XML FullText Searching

  • XPath and XQuery expressions – case insensitive
  • FTS will index element values only – tags and attributes will be ignored
  • FTS can do initial filter, then more exact XML methods

Shred vs. Store Decision

  • Performance considerations – relational query is faster, shredding and re-combining is slow
  • Data Structure considerations – XML is extremely flexible, but loosely structured
  • Data lifecycle considerations – if you input and output XML, don’t shred
  • Storing as XML data type – XML data type will check, strip, eliminate extra spaces.
  • Storing as [N]VARCHAR(MAX) – If you care about white space or never do any XML operations
  • There are cases where you need to store both
  • Schema binding – Typed XML will be validated, schema will improve XML query performance
  • Schema binding – Uses more space, no wildcard-based queries, schema migration can be difficult
  • You can add relational constraints on top of those expressed as XSD

Where to put the XML

  • Need a clustering key in the table
  • Consider using a separate table if you can’t have a clustering key
  • Consider using in-row XML column if smaller than 8,000 bytes
  • You can “promote a property” to a relational column for better indexing and relational querying using UDF

Markup choice

  • Element-centric - <a><b>val</b></a>
  • - Element values considered to be content
  • - Verbose, more human readable.

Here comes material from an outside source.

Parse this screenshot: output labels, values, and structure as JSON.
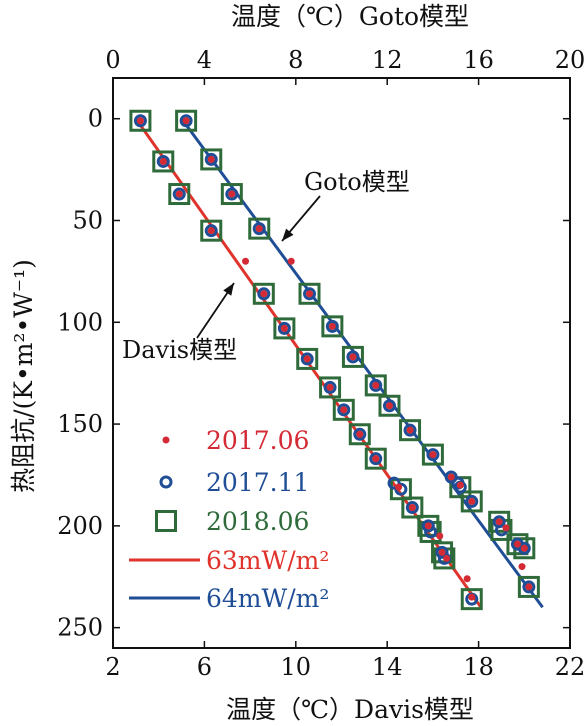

Maybe yield simpler qiery plans
  • Attribute-centric - <a b=”val”/>
  • - Lower storage requirements

Queries

  • Context node is a dot (.) - X.Exist(‘/a/b[@attr=”abc”]’)=1 not same as X.Exist(‘/a/b[.@attr=”abc”]’)=1
  • Avoid wildcars – Node level - X.Exist(‘//b[@attr=”abc”]’)=1 – Attribute level - X.Exist(‘/a/b/@*[.=”abc”]’)=1
  • Singletons – /a/b - /a[1]/b[1] – (/a/b)[1]
  • Outer Data binding
  • Merging Value Executions
  • Favor Exist() over Value()

Shredding

  • OPENXML – backward compatible, will be deprecated. Always use sp_xml_removedocument
  • Nodes() – newer, current, faster (test both to be sure).